Ada Ince was a 1927 Miss Miami and Miss Florida, and a runner-up for Miss America (then as Ada Williams), who turned to acting in the late twenties. She certainly was cute, but couldn’t act herself out of a paper bag, and only appeared in eight films or serials between 1929 and 1935. This was her only sci-fi. The staple heavy Richard Cramer (best known for his appearance in Laurel & Hardy films) would also appear in the 1937 film Sky Racket, inspired by the old death ray plot used in the 1936 film Ghost Patrol, among others. Walter Miller similarly played the villain in Ghost Patrol, and in the serial The Secret of Treasure Island (1938). He appears in a bit-part as a derelict in the 1936 film The Invisible Ray (review), starring Boris Karloff and Bela Lugosi.
Edmund Cobb (as one of the henchmen) was an extremely prolific bit-part player and extra who appeared in over 600 films, serials and series between 1912 and 1966, including The Fighting Devils Dogs (1938), The Phantom Creeps (1939), Adventures of Superman (1952), The Amazing Colossal Man (1957), The Atomic Submarine (1959) and The Underwater City (1962). Several others of the henchmen were also serial staples, like Monte Montague, whose records include Flash Gordon, The Invisible Man, The Fighting Devils Dogs, as well as The Phantom Creeps (1939) and The Green Hornet (1940). Irish-American Al Ferguson appeared in the first two Flash serials, Dr Jekyll and Mr Hyde (1941), Captain America (1944), Brick Bradford (1947) and had a small role in the classic The War of the Worlds (1953, review).
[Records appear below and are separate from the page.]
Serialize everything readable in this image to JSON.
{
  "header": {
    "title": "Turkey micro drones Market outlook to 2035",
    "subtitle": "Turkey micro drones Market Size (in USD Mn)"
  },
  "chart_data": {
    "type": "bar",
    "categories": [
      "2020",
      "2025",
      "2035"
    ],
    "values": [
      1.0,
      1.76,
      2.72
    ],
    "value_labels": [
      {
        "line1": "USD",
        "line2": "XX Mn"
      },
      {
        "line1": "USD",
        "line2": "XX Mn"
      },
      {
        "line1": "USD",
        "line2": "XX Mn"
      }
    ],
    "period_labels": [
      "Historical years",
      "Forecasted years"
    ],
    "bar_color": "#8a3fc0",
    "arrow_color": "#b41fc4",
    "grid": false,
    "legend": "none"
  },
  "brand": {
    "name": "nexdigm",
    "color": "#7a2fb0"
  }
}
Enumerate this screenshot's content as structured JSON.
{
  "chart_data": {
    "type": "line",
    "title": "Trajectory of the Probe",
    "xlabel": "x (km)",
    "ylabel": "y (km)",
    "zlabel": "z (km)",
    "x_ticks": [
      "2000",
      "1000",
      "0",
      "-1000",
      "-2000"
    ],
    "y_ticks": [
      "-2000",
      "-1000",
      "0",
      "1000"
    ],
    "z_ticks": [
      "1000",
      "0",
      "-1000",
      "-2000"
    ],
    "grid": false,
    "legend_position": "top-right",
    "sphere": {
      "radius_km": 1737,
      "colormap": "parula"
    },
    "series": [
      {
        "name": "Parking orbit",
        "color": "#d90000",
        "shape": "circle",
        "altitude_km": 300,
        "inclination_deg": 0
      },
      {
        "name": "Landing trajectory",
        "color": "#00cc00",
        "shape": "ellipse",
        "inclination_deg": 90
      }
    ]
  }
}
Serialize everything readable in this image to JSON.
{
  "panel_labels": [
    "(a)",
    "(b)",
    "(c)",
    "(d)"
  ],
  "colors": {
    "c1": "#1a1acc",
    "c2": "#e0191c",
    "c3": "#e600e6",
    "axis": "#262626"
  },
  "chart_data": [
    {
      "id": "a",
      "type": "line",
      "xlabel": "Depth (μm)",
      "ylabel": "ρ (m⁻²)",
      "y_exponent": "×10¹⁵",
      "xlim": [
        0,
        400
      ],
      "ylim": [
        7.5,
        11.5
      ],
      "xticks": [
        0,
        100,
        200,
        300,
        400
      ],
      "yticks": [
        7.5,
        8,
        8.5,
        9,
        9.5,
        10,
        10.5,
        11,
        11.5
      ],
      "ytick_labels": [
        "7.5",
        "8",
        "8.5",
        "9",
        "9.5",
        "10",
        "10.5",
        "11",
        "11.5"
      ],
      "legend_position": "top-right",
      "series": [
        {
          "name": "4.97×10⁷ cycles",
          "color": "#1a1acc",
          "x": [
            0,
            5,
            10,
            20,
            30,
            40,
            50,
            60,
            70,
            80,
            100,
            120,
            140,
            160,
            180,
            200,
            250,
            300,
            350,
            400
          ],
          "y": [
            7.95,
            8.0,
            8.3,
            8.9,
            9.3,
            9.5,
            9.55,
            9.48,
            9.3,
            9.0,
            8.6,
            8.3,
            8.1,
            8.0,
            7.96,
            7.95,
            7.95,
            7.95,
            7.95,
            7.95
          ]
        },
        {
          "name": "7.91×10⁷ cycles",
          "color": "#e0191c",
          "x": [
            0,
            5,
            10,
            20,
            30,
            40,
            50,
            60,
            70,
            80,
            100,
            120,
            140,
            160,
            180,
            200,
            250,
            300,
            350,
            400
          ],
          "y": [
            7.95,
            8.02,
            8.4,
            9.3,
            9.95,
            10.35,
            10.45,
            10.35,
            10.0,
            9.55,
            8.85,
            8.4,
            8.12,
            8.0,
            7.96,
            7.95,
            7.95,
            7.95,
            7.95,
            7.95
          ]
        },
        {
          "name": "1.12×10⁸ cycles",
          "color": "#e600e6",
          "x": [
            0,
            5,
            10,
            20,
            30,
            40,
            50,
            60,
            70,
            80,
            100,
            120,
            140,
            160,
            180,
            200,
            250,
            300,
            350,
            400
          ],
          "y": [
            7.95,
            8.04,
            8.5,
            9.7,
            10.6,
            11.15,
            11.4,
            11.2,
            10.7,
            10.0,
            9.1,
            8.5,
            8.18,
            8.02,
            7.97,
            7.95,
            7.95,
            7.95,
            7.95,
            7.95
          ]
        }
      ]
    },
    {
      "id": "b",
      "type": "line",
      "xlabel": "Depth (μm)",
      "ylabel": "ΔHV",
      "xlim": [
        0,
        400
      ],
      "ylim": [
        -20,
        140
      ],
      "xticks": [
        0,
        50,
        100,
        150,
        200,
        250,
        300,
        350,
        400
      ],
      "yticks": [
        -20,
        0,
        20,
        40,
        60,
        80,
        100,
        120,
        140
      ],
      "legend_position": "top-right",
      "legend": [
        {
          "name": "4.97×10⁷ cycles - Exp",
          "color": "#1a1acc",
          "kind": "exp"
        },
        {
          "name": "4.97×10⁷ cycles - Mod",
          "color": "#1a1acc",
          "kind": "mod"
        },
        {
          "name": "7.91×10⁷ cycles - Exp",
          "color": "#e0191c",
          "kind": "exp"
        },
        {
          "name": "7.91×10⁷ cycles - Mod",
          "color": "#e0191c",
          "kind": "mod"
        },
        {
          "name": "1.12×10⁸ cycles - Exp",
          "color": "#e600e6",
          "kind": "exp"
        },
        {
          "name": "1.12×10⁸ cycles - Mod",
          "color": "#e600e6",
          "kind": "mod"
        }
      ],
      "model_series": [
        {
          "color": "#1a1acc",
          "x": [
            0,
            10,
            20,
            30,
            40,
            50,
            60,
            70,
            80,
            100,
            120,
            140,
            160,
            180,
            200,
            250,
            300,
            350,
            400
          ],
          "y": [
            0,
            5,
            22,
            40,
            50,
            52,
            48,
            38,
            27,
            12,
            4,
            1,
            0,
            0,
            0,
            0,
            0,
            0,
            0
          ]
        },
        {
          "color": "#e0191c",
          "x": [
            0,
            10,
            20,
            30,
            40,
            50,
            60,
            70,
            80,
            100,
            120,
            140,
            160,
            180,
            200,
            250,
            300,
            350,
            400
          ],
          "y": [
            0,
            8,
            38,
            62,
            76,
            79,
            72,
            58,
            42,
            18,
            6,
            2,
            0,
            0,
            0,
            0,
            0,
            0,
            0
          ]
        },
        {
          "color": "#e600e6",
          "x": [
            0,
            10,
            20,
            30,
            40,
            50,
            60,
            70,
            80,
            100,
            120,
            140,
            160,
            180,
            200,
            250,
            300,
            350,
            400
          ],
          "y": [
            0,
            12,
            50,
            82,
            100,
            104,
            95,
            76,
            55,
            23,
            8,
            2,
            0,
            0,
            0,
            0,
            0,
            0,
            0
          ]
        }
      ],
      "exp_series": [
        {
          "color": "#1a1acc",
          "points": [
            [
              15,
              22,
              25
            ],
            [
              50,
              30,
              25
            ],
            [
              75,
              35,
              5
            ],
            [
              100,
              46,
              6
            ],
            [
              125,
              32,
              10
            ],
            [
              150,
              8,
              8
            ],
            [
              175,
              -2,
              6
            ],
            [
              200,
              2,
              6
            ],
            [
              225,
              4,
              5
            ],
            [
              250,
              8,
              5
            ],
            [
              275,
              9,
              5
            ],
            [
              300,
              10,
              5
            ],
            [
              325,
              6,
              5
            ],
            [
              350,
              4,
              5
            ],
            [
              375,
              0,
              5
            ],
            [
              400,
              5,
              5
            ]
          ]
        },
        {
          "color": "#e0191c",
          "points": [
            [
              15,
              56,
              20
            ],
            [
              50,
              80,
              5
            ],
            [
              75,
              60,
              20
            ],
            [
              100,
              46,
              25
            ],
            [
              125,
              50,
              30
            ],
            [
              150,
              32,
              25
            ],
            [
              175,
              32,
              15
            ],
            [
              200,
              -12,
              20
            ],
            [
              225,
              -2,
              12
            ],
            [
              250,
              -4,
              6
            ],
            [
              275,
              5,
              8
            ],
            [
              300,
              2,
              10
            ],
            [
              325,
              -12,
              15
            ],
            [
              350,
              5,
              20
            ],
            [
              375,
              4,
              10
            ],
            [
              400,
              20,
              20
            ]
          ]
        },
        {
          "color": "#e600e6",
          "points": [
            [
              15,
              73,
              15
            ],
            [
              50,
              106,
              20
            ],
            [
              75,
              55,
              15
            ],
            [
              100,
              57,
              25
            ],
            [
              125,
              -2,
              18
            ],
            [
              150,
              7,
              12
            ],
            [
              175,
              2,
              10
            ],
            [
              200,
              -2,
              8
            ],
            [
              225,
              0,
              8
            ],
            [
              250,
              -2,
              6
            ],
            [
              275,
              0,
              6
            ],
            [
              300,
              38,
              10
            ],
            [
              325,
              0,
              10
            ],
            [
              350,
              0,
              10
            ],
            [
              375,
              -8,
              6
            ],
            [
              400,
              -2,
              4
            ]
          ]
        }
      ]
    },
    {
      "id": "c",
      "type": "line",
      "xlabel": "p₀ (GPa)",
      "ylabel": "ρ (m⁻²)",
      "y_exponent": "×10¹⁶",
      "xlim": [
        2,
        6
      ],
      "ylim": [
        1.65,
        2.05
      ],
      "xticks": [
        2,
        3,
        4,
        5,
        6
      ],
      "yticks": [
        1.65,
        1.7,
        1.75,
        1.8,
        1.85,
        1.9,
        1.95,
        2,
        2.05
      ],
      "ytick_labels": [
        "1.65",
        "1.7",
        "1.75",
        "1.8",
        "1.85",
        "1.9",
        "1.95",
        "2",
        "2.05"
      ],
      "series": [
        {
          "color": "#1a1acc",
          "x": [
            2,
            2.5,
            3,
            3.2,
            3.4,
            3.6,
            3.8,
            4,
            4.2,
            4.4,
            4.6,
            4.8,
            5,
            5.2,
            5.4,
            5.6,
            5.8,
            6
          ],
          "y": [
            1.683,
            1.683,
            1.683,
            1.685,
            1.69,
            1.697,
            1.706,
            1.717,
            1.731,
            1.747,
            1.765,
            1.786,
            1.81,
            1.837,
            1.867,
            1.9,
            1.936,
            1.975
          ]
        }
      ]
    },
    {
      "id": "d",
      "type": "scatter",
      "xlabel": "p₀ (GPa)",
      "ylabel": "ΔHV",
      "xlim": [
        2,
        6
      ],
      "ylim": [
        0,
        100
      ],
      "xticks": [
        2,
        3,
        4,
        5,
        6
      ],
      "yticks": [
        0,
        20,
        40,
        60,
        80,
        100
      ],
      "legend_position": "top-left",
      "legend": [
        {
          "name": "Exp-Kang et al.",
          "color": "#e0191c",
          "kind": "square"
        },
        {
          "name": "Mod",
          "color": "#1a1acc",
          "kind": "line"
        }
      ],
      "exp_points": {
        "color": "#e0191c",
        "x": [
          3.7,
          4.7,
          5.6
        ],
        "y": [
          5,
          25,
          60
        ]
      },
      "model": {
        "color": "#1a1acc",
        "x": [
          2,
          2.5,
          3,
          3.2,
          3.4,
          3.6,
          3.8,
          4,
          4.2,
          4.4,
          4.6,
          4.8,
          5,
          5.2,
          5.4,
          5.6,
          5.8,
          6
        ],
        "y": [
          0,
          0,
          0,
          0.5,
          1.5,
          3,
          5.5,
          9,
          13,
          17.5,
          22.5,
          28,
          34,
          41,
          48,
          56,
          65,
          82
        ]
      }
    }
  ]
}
William Desmond actually appeared in both The Whispering Shadow and The Vanishing Shadow, as well as Flash Gordon. Don Brodie played in The Phantom Empire, Flash Gordon, The Phantom Creeps, the movie Donovan’s Brain (1953) and an episode of the TV-show Science Fiction Theatre (1955). The serial also includes a young Lee J. Cobb. Cobb was not much of a sci-fi staple, but he did appear in a role in another genre classic, The Exorcist, in 1973, as the police detective who investigates the death of the possessed Regan’s babysitter. But more than anything, he was one of the more noted character actors of the three decades following WWII, and appeared in a number of celebrated dramas, film noirs and westerns. He was nominated for an Oscar for best supporting actor twice: for On the Waterfront (1954) and The Brothers Karamazov (1958). He was nominated for a Golden Globe twice and an Emmy thrice. He is perhaps best known for his explosive performance in Sidney Lumet’s jury drama 12 Angry Men (1957). The Vanishing Shadow was Cobb’s first cinematic role – he appears in two episodes as ”Roadwork foreman”.
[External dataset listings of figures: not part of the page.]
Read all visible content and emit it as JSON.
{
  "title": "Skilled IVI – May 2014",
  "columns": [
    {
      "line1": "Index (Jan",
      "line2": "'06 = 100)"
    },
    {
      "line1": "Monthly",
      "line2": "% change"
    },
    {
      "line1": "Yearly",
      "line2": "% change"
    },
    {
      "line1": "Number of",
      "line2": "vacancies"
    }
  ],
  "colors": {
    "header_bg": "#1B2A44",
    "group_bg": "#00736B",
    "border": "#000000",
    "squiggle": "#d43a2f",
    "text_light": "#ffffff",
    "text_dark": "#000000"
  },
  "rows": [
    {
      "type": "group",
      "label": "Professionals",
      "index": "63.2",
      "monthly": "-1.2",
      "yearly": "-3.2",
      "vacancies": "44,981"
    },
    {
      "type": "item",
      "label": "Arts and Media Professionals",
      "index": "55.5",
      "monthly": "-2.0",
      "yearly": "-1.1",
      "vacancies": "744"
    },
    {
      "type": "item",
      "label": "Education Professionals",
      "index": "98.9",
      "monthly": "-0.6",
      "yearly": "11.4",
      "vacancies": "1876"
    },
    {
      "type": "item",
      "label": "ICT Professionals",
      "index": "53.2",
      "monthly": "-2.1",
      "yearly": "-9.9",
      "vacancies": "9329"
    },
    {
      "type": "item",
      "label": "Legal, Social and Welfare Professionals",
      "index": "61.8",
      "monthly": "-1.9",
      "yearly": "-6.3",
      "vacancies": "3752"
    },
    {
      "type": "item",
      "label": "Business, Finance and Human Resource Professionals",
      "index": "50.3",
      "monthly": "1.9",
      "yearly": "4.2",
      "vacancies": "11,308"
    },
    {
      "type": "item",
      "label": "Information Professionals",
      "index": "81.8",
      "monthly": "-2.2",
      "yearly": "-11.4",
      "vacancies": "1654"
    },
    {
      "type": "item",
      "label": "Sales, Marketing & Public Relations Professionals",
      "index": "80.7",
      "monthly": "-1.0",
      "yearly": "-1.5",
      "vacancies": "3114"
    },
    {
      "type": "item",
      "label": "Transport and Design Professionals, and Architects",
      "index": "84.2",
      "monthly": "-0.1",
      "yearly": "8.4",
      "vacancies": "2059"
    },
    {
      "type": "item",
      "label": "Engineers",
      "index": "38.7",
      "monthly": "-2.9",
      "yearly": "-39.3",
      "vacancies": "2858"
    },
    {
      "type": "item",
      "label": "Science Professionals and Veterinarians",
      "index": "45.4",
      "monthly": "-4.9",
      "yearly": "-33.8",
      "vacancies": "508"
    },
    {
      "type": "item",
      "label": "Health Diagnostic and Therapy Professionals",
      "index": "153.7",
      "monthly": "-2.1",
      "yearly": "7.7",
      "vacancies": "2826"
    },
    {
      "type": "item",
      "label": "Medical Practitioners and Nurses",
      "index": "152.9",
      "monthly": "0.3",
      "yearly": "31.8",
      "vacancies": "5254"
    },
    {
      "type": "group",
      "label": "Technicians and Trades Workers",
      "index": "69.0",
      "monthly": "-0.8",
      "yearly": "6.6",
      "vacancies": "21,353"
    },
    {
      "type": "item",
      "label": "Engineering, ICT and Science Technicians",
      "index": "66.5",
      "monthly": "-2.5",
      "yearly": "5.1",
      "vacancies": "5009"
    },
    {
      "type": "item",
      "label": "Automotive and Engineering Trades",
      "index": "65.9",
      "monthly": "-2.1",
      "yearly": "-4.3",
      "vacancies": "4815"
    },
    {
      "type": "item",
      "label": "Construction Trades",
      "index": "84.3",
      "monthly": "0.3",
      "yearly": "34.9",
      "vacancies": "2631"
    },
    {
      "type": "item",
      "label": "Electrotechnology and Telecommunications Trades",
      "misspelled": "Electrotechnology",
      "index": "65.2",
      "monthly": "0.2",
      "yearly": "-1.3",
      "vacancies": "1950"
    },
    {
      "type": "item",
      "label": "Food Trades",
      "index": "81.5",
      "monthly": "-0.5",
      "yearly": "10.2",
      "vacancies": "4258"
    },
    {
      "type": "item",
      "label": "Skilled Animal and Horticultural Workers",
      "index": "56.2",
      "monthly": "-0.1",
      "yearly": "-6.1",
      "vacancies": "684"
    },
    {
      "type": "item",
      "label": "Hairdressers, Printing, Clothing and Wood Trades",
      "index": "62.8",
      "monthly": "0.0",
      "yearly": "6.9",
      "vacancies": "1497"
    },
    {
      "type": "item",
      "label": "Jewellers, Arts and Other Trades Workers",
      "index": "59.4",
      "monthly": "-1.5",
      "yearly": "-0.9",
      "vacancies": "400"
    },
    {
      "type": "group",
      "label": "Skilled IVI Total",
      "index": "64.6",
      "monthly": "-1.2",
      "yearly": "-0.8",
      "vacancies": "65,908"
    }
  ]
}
Editorial supervisor Saul A. Goodkind went on to edit all three Flash Gordon serials, the movie Planet Outlaws (1953) and he brilliantly bad giant turkey movie The Giant Claw (1957) and also directed the Bela Lugosi serial The Phantom Creeps in 1939.
The Vanishing Shadow. USA, 1934. Serial. Directed by: Lew Landers. Written by: Basil Dickey, George Morgan, Ella O’Neill, Het Mannheim. Starring: Onslow Stevens, Ada Ince, Walter Miller, James Durkin, Richard Cramer, Lee J. Cobb, William Desmond, J. Frank Glendon, Sidney Bracey, Monte Montague, Edmund Cobb, Beulah Hutton, Don Brodie, Al Ferguson. Music: Edward Ward. Cinematography: Richard Fryer. Editing: Saul A. Goodkind. Alvin Todd, Edward Todd. Special effects: Elmer A. Johnson, Raymond Lindsay, Kenneth Strickfaden. Produced by Henry McRae for Universal.